Frederick Barnes (The Blacklist)

"Frederick Barnes" is the seventh episode of the first season of the American crime drama The Blacklist. The episode premiered in the United States on NBC on November 4, 2013.

"Frederick Barnes"
The Blacklist episode
Episode no.Season 1
Episode 7
Directed byMichael Watkins
Written byJ. R. Orci
Production code107
Original air dateNovember 4, 2013 (2013-11-04)
Guest appearances

Plot

After a chemical attack on a subway, Elizabeth and the FBI search for the man responsible. Elizabeth reluctantly seeks Red's help finding the next person on the blacklist, brilliant scientist Frederick Barnes (guest star Robert Sean Leonard). Barnes weaponized a deadly, but very rare, disease both in order to spread it so that the pharmaceutical industry would find it significant enough to fund its research and so that he could find someone immune, in order to produce an antidote for his son. Barnes succeeds in producing a potential antidote, but Liz kills him to prevent him from injecting it into his son. Meanwhile, Elizabeth wants nothing to do with Red, outside of work, after he again implicates Tom, and she tries to stop Red intruding into her personal life. Red shows great interest in a house which is for sale. He buys it, tells his bodyguards that he raised his family in it, and in order to "forget what happened here", he blows it up.

Reception

Ratings

"Frederick Barnes" premiered on NBC on November 4, 2013, in the 10–11 p.m. time slot.[1] The episode garnered a 2.9/8 Nielsen rating with 10.34 million viewers, making it the second most-watched show in its time slot behind ABC's Castle, which collected 10.87 million viewers.[2] "Frederick Barnes" was also the eleventh most-watched television show of the week.[3]

Reviews

Jason Evans of The Wall Street Journal thought that the episode was "decent".[4] He commended Robert Sean Leonard's portrayal of Frederick Barnes, but felt his character "wasn’t all that important to the overall storyline of the show".[4] Evans also criticized the special effects of the house exploding at the end of the episode, calling them "cheesy-looking".[4]
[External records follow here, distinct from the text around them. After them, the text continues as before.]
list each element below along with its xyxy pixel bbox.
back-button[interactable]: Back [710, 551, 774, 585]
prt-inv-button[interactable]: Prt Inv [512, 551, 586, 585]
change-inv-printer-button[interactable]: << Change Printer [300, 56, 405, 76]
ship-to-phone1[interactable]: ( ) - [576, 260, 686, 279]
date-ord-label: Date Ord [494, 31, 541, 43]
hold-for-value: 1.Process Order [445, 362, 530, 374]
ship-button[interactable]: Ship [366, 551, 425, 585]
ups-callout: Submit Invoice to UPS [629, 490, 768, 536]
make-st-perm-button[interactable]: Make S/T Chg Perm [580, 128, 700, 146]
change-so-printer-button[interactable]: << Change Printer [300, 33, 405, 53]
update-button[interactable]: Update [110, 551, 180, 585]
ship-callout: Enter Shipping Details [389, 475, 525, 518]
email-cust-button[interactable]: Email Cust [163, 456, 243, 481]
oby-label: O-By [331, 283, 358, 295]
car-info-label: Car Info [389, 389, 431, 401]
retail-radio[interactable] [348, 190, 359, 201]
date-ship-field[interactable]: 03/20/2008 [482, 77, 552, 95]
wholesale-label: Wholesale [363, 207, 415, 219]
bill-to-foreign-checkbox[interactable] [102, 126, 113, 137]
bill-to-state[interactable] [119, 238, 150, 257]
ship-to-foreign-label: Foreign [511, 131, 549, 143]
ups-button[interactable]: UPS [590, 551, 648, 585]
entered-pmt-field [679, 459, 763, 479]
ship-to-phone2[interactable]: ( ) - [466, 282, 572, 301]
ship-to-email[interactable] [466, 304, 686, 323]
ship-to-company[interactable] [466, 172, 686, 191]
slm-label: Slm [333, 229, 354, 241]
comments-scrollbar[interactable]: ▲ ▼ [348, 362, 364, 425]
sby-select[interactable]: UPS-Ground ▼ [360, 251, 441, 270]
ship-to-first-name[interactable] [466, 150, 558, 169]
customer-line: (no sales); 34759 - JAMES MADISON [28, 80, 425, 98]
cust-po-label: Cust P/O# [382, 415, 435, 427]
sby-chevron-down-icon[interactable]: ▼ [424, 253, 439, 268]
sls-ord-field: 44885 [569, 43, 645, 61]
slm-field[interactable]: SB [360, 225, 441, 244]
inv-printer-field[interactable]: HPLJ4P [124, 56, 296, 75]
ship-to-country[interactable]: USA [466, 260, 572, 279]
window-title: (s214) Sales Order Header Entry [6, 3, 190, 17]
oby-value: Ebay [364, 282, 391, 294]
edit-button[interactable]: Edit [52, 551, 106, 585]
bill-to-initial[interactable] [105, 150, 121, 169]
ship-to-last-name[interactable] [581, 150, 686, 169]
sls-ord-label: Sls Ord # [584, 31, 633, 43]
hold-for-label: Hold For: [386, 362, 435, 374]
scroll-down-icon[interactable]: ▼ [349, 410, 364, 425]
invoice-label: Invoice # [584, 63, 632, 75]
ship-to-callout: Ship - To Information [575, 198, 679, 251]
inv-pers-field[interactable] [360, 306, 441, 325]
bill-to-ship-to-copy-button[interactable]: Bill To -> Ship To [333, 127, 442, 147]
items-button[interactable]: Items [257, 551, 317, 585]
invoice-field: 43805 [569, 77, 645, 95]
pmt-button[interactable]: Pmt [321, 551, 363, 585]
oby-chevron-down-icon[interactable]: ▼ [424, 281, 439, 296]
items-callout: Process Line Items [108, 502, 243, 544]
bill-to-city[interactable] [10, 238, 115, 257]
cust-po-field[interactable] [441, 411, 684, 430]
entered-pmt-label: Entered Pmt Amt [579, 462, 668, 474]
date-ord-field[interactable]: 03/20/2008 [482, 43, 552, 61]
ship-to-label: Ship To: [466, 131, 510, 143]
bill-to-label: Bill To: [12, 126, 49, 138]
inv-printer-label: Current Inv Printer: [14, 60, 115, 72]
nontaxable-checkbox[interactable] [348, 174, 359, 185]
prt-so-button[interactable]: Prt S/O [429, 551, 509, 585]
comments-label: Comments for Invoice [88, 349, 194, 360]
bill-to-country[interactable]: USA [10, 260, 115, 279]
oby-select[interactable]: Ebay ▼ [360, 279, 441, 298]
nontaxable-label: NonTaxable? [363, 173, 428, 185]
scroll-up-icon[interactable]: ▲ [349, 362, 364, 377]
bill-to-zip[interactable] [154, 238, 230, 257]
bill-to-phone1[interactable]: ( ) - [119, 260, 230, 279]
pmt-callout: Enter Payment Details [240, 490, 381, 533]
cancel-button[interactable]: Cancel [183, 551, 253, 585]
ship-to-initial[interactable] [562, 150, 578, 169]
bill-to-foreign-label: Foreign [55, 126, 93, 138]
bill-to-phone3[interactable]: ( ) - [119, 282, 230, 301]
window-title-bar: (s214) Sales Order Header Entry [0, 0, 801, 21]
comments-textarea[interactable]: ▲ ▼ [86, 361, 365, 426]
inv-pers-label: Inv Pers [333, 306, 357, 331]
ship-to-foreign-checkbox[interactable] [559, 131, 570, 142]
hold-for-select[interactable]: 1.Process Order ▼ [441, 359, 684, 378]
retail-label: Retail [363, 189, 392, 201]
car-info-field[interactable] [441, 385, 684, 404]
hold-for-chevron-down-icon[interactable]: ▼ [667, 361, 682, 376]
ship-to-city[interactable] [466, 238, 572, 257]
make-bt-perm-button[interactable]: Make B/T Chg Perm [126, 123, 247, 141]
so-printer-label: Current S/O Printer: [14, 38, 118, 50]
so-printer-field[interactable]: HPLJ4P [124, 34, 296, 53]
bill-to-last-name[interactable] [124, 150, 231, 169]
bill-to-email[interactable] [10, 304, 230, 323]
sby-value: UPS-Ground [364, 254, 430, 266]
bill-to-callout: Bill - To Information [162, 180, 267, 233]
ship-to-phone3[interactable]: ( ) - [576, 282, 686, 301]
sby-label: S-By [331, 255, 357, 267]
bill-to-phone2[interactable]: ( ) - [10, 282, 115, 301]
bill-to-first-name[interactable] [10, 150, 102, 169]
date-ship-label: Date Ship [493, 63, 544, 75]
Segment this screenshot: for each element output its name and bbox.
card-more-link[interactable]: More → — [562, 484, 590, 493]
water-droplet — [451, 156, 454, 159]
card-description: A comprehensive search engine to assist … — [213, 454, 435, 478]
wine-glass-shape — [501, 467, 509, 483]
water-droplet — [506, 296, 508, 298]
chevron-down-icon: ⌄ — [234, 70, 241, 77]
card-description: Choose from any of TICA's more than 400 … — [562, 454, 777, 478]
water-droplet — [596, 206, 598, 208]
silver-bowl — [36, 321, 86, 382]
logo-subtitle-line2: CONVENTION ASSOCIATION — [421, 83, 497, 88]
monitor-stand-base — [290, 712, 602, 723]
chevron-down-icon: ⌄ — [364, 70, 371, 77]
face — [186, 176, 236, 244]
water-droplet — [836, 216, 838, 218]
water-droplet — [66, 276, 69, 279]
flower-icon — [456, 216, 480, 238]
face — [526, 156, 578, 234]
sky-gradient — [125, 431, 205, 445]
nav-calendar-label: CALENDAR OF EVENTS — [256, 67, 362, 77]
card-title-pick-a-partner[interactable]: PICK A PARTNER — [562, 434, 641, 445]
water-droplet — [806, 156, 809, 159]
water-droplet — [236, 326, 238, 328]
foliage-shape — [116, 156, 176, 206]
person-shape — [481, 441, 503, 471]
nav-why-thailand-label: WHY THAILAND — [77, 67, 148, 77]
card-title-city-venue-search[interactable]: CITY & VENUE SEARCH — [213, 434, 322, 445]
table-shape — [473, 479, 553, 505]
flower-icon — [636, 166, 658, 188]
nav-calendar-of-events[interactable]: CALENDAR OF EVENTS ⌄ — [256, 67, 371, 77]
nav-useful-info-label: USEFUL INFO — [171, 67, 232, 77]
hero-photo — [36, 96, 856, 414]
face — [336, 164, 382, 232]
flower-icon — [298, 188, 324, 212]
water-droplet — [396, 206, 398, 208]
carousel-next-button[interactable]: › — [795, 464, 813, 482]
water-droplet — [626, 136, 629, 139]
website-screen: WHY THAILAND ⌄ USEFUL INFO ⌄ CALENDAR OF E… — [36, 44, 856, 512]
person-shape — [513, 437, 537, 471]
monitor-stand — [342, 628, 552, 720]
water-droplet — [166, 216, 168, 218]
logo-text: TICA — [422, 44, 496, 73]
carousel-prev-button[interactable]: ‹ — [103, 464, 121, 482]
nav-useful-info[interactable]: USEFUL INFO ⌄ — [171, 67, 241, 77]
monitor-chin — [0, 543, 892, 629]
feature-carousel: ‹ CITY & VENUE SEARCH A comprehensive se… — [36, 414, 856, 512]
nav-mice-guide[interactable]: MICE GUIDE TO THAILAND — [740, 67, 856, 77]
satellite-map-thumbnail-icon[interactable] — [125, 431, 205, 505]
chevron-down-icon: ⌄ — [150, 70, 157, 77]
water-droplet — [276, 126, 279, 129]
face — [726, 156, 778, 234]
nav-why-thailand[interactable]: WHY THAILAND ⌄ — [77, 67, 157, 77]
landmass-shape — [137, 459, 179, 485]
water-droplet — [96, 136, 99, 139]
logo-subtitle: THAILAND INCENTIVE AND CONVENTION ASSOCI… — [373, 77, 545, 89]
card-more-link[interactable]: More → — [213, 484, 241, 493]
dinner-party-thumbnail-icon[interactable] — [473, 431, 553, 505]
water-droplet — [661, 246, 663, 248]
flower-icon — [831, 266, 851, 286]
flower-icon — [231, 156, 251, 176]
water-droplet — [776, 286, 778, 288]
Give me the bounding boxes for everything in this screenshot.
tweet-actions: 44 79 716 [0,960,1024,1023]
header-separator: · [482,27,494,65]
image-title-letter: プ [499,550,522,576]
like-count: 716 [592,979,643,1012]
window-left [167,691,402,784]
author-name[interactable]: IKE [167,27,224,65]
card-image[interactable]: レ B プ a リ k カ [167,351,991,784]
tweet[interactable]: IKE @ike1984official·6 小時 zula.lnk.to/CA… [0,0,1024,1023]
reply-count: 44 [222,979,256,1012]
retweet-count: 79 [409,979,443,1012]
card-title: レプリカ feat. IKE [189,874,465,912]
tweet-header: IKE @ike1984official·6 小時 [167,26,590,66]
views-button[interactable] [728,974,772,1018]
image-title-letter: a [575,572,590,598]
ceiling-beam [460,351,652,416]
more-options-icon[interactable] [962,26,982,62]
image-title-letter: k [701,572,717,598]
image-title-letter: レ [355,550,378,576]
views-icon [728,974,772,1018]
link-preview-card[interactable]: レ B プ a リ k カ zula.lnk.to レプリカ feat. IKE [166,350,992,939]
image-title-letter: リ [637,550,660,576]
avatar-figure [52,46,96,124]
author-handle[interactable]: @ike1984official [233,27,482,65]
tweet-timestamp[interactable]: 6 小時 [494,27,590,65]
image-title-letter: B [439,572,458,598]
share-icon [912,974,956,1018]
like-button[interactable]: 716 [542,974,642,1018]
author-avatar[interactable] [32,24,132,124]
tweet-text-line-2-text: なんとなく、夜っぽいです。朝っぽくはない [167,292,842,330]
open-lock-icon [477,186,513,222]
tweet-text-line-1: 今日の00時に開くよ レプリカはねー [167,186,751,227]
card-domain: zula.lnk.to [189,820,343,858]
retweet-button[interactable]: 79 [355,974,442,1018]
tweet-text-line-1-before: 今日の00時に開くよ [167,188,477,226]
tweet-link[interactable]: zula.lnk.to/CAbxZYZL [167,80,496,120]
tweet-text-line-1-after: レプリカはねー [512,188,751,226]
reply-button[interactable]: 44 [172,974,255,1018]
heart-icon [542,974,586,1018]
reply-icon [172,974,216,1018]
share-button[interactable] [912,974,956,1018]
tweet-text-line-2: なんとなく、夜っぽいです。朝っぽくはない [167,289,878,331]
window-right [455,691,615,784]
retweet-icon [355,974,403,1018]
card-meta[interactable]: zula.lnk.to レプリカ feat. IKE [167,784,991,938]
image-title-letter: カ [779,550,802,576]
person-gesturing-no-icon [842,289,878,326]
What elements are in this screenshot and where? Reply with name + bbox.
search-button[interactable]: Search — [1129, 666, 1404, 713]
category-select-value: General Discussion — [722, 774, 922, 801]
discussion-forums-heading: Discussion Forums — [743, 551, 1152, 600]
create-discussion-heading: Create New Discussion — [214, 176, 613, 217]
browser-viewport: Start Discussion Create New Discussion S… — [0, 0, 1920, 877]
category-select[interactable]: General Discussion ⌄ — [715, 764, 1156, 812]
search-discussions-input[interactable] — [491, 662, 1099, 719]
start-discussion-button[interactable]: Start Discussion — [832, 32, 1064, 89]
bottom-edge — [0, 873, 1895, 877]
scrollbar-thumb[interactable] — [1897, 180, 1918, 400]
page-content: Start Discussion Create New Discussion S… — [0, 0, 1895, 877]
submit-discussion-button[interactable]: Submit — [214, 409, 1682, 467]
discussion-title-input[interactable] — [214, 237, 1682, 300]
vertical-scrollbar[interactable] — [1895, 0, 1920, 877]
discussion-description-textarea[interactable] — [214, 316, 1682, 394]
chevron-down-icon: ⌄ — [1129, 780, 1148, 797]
Ross Bonaime of Paste gave "Frederick Barnes" a 6.7/10.[5] He appreciated that the show made characters like Raymond Reddington "have a multilayered nature that makes them more sympathetic".[5] However, he thought that the show did not take enough time to build character: "We're about one-third done with the first season, and there's hardly anything we know about any of these characters. I mean at this point, the most we know about the past of Elizabeth is that her father abandoned her as a child, she and her husband went on vacation at the same time and place as a person who died and that they have named their IKEA lamp Ike".[5]